Although I mostly paid attention during first grade, in the Buchanan elementary school in Mansfield Center, Connecticut, I'm afraid that this tripartite division of the sentence is news to me. But I was often tardy, due to stopping off at the creek or the cow pasture or other attractions on the way to school, and I might have missed that lesson.

Of course, experienced linguists know that "complete thoughts" can be hard to find, and even locating the predicate can be a challenge for novices, as Dave Barry famously explained:

Q. Please explain how to diagram a sentence.
A. First spread the sentence out on a clean, flat surface, such as an ironing board. Then, using a sharp pencil or X-Acto knife, locate the "predicate," which indicates where the action has taken place and is usually located directly behind the gills. For example, in the sentence: "LaMont never would of bit a forest ranger," the action probably took place in a forest. Thus your diagram would be shaped like a little tree with branches sticking out of it to indicate the locations of the various particles of speech, such as your gerunds, proverbs, adjutants, etc.

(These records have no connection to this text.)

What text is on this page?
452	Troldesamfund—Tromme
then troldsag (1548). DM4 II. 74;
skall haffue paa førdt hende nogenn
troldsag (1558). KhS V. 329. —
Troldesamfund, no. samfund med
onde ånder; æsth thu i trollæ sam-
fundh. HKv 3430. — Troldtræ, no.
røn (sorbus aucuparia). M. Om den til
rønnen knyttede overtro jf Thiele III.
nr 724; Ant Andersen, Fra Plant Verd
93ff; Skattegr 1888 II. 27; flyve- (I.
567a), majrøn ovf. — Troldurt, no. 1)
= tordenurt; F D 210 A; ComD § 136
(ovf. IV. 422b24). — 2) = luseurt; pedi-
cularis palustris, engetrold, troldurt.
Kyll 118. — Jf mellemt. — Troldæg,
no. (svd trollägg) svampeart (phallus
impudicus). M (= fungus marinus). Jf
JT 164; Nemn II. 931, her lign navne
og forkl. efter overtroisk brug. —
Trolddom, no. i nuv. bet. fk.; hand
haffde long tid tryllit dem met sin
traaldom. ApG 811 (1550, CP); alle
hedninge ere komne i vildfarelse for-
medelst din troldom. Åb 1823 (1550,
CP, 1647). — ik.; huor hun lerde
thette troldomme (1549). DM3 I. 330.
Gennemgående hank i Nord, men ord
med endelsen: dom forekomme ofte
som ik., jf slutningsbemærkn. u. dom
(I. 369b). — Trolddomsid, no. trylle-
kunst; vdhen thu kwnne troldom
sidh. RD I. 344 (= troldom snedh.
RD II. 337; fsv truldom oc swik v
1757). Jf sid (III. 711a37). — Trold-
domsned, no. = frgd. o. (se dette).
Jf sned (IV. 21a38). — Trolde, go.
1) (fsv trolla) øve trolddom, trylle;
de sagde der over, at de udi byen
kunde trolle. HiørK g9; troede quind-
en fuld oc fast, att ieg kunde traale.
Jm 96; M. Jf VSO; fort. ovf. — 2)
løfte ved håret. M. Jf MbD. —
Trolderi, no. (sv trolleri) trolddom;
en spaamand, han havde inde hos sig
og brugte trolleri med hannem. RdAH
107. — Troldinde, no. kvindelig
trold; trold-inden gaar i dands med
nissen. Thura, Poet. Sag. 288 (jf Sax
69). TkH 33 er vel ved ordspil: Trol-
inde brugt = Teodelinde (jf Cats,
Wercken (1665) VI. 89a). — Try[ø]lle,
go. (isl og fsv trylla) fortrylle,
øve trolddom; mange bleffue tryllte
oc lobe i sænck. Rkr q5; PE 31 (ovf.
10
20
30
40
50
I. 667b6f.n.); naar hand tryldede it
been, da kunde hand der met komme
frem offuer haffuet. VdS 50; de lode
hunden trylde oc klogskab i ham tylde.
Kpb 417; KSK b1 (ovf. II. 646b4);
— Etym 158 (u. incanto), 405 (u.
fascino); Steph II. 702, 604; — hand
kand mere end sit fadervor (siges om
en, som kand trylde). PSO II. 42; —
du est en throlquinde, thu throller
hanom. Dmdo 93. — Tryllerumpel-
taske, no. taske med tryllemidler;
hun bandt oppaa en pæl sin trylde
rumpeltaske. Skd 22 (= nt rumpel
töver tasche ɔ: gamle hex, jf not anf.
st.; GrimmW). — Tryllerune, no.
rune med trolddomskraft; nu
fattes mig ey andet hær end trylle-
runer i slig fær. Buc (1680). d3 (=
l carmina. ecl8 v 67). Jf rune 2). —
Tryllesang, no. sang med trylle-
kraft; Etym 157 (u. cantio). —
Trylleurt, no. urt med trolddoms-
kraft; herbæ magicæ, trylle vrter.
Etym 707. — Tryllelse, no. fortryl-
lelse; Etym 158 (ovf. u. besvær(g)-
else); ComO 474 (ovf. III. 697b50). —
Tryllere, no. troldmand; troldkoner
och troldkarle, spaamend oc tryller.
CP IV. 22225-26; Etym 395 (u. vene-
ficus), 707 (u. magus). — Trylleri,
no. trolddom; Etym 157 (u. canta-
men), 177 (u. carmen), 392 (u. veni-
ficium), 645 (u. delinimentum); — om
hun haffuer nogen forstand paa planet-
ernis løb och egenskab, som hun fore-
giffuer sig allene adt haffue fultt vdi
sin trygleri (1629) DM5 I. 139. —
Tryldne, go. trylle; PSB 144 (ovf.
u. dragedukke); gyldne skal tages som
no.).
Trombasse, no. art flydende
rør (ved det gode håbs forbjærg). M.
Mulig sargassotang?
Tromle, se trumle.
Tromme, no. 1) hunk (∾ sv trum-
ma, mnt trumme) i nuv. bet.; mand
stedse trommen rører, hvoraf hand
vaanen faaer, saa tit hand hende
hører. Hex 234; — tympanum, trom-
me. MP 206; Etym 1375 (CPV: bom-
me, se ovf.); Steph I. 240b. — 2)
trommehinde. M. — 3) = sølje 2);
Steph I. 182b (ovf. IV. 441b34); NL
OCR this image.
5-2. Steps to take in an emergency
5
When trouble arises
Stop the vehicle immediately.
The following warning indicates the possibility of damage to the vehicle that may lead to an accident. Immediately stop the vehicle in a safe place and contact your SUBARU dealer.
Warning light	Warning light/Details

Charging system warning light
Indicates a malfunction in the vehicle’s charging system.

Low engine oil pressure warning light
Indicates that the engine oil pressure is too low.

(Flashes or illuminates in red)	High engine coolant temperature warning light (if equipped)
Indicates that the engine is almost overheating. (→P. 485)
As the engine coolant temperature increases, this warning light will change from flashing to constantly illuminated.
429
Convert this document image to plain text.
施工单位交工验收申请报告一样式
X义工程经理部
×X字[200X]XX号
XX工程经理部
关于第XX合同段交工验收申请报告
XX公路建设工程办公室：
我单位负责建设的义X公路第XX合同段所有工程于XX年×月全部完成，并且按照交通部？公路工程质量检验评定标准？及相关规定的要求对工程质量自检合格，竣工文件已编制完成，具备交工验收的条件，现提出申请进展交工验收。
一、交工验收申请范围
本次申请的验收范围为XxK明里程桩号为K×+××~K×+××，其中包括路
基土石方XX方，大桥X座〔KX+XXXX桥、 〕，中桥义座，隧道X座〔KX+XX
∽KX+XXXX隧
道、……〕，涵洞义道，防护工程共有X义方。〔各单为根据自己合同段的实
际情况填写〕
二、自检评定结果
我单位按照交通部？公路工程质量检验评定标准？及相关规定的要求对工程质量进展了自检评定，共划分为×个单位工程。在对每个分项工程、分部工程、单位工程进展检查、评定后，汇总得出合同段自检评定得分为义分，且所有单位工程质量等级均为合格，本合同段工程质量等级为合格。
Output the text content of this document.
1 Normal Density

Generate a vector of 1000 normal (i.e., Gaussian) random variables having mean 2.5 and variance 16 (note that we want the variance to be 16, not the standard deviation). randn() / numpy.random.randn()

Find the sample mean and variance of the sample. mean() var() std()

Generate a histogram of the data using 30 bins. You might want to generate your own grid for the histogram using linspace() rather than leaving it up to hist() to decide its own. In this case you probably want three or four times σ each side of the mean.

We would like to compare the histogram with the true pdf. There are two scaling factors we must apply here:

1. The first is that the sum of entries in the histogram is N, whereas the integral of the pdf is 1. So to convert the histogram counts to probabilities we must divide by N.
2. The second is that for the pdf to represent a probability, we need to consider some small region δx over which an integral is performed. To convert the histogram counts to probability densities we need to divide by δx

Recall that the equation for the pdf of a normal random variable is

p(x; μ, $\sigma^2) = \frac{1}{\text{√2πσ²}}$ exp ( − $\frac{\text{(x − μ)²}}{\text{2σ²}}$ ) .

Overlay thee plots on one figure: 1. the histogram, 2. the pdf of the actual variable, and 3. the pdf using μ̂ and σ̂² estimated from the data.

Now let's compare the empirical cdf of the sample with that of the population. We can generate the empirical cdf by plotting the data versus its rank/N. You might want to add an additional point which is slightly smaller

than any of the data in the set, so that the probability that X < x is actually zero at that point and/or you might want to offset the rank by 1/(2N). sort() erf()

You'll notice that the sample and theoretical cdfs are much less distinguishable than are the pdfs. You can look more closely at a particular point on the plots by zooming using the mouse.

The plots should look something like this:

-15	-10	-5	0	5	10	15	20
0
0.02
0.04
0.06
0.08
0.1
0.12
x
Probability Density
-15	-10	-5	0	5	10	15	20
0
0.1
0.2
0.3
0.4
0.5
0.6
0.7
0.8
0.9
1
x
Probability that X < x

More seriously, I'm sure that I was told more than once in school about the standard old-fashioned definition of a sentence as "a group of words containing a subject and a predicate and expressing a complete thought". (Who first coined this definition, I wonder, and when?) But as the Cliffs Notes summary of grammar explains, "for this definition to be helpful, you must be able to recognize a subject and a predicate and understand what is meant by 'a complete thought.'" That's where practice with the X-Acto knife comes in.

Even more seriously, it's been a long time since most American students learned any useful grammatical analysis in school. For example, though nearly all college freshmen know that they're supposed to avoid using the passive, fewer than 10% of them (at least among those that I've tested) can accurately locate the passive verbs in a passage of text.

On the other hand, inoculation with the variety of grammar that used to be taught in American schools hasn't prevented Dr. Churchwell from writing in a way that sincerely confused Edward Wilford, who wrote to me from England:

I thought you might be interested in this column, run in the Independent on 11 July. The title asks 'Why can't British Students Write Like Americans? My favourite claim is that all American students know that a sentence consists of three parts: a subject, a predicate, and a 'complete thought'. I've asked many people in the department and no one has given that definition, or confessed to ever having heard it in their schooling. Is this something taught in American schools?

But no doubt a stiff dose of modern linguistics would have immunized her against the compositional choices leading to that semantic miscommunication :-).

[Update -- Simon Overall writes from Australia:

I was interested to see that Dr. Churchwell's page at the University of East Anglia lists her "principle interests"...

This demonstrates that the Hartman/McKean/Skitt Law of Prescriptive Retaliation is in good working order, if only indirectly. Except to make this point, though, I would never tease anyone about a spelling error, since I'm a rather careless speller and a terrible proofreader. I already had to correct "innoculate" in this post, and it wouldn't surprise me to find another mistake or two.]